Renner employs about 80 people in-house and the transition to the new sourcing model has been tricky, mainly due to cultural differences and the novelty factor.
“Moving from an IT team focused on technical issues to a business-minded department is not an easy change for the IT staff or for the company, so you need a very good change management plan as you spend a lot of time convincing people of a new way of doing things,” said Balbinot.
As an international CIO working for global companies, Balbinot said the main difference when returning to Brazil as an IT leader was dealing with the difficulty in doing IT business with non-Brazilian partners.
“My main shock was the avoidance of usage of global partners. Brasil two kinds of different paradigms, are we a delivery center or a global customer? Should we provide services to the rest of the world or use those resources as well?” the CIO questioned.
“We had some discussions around whether Indian partners were expensive or if it was possible to [offshore]. My view is that it is possible, European companies use Indian resource, why shouldn’t we use it too? Brazilian companies are not quite there yet in terms of thinking global and understanding the opportunities that can provided.”
Difficulty to manage cultural differences is a common theme across IT departments worldwide, but Balbinot’s opinion is that since Brazil is a global delivery center for many companies, local companies should not have a problem in tapping into that global services pool.
Commenting on the differences in the Brazilian-Indian modus operandi in terms of IT, Balbinot goes back to his point of processes.
“Brazilian IT companies have good people, but are not very good at processes, whereas with Indians, you need to stick to processes otherwise you cannot work with them. For IT [at Renner] this was very difficult and it took a few months for the team to adapt,” he said.

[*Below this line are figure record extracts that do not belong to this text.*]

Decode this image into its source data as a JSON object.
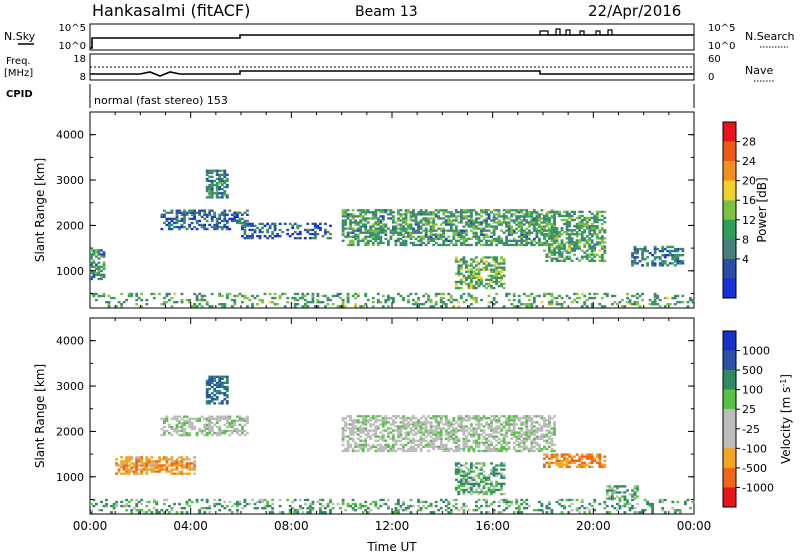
{
  "header": {
    "station": "Hankasalmi (fitACF)",
    "beam": "Beam 13",
    "date": "22/Apr/2016"
  },
  "top_panels": {
    "nsky_label": "N.Sky",
    "nsky_ticks": [
      "10^5",
      "10^0"
    ],
    "nsearch_label": "N.Search",
    "nsearch_ticks": [
      "10^5",
      "10^0"
    ],
    "freq_label_1": "Freq.",
    "freq_label_2": "[MHz]",
    "freq_ticks": [
      "18",
      "8"
    ],
    "nave_label": "Nave",
    "nave_ticks": [
      "60",
      "0"
    ],
    "cpid_label": "CPID",
    "cpid_text": "normal (fast stereo) 153"
  },
  "power_colorbar": {
    "label": "Power [dB]",
    "ticks": [
      "28",
      "24",
      "20",
      "16",
      "12",
      "8",
      "4"
    ],
    "colors": [
      "#e8141b",
      "#ee5a14",
      "#f3901c",
      "#f4d02a",
      "#7bc142",
      "#2f9e5a",
      "#46807a",
      "#2a4ea8",
      "#1830d8"
    ]
  },
  "velocity_colorbar": {
    "label": "Velocity [m s",
    "label_sup": "-1",
    "label_end": "]",
    "ticks": [
      "1000",
      "500",
      "100",
      "25",
      "-25",
      "-100",
      "-500",
      "-1000"
    ],
    "colors": [
      "#1830c8",
      "#2b52a8",
      "#2f8a62",
      "#58c248",
      "#bcbcbc",
      "#bcbcbc",
      "#f2a61e",
      "#f2661a",
      "#e8141b"
    ]
  },
  "chart_data": [
    {
      "type": "heatmap",
      "title": "Power",
      "ylabel": "Slant Range [km]",
      "xlim": [
        "00:00",
        "00:00"
      ],
      "ylim": [
        180,
        4500
      ],
      "yticks": [
        "4000",
        "3000",
        "2000",
        "1000"
      ],
      "zlabel": "Power [dB]",
      "zlim": [
        0,
        30
      ],
      "bands": [
        {
          "t_start": 0.0,
          "t_end": 24.0,
          "r_start": 200,
          "r_end": 500,
          "density": 0.28,
          "level": 12
        },
        {
          "t_start": 0.0,
          "t_end": 0.6,
          "r_start": 800,
          "r_end": 1450,
          "density": 0.65,
          "level": 10
        },
        {
          "t_start": 2.8,
          "t_end": 6.2,
          "r_start": 1900,
          "r_end": 2350,
          "density": 0.55,
          "level": 6
        },
        {
          "t_start": 4.6,
          "t_end": 5.4,
          "r_start": 2600,
          "r_end": 3200,
          "density": 0.6,
          "level": 9
        },
        {
          "t_start": 6.0,
          "t_end": 9.5,
          "r_start": 1700,
          "r_end": 2050,
          "density": 0.35,
          "level": 6
        },
        {
          "t_start": 10.0,
          "t_end": 18.5,
          "r_start": 1550,
          "r_end": 2350,
          "density": 0.6,
          "level": 11
        },
        {
          "t_start": 14.5,
          "t_end": 16.5,
          "r_start": 600,
          "r_end": 1300,
          "density": 0.55,
          "level": 13
        },
        {
          "t_start": 18.0,
          "t_end": 20.5,
          "r_start": 1200,
          "r_end": 2300,
          "density": 0.55,
          "level": 12
        },
        {
          "t_start": 21.5,
          "t_end": 23.6,
          "r_start": 1100,
          "r_end": 1550,
          "density": 0.55,
          "level": 8
        }
      ]
    },
    {
      "type": "heatmap",
      "title": "Velocity",
      "ylabel": "Slant Range [km]",
      "xlabel": "Time UT",
      "xlim": [
        "00:00",
        "00:00"
      ],
      "xticks": [
        "00:00",
        "04:00",
        "08:00",
        "12:00",
        "16:00",
        "20:00",
        "00:00"
      ],
      "ylim": [
        180,
        4500
      ],
      "yticks": [
        "4000",
        "3000",
        "2000",
        "1000"
      ],
      "zlabel": "Velocity [m s-1]",
      "zlim": [
        -1000,
        1000
      ],
      "bands": [
        {
          "t_start": 0.0,
          "t_end": 24.0,
          "r_start": 200,
          "r_end": 500,
          "density": 0.28,
          "level": 60
        },
        {
          "t_start": 1.0,
          "t_end": 4.2,
          "r_start": 1050,
          "r_end": 1450,
          "density": 0.6,
          "level": -200
        },
        {
          "t_start": 2.8,
          "t_end": 6.2,
          "r_start": 1900,
          "r_end": 2350,
          "density": 0.55,
          "level": 0
        },
        {
          "t_start": 4.6,
          "t_end": 5.4,
          "r_start": 2600,
          "r_end": 3200,
          "density": 0.6,
          "level": 300
        },
        {
          "t_start": 10.0,
          "t_end": 18.5,
          "r_start": 1550,
          "r_end": 2350,
          "density": 0.6,
          "level": 0
        },
        {
          "t_start": 14.5,
          "t_end": 16.5,
          "r_start": 600,
          "r_end": 1300,
          "density": 0.55,
          "level": 60
        },
        {
          "t_start": 18.0,
          "t_end": 20.5,
          "r_start": 1200,
          "r_end": 1500,
          "density": 0.55,
          "level": -300
        },
        {
          "t_start": 20.5,
          "t_end": 21.8,
          "r_start": 500,
          "r_end": 800,
          "density": 0.5,
          "level": 60
        }
      ]
    }
  ]
}
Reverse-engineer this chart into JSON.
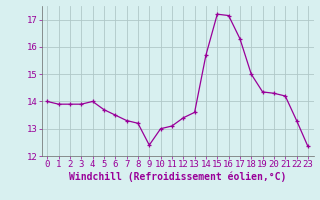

“You can see a move to processes and standardization in many companies but especially in Brazil, where the ‘Brazilian knack’ prevails – people love to bypass processes here – that can be difficult. But when you go to a global sourcing model, this is just not possible; you cannot allow it to happen.”
In the next 12 months, Balbinot says Renner’s IT will move further towards its objective of having a very robust and agile IT structure that is cheaper, simpler to run and ready to accommodate business demands.
When the company’s IT reaches that efficiency ‘nirvana’, would it be time for Balbinot to jump ship and move to a more interesting challenge?
“Before I think about changing jobs, I prefer to help the company grow and the job itself is evolving as a consequence of that. Renner is growing a lot, so we will definitely face a lot more challenges and that will also make our life in IT more interesting.”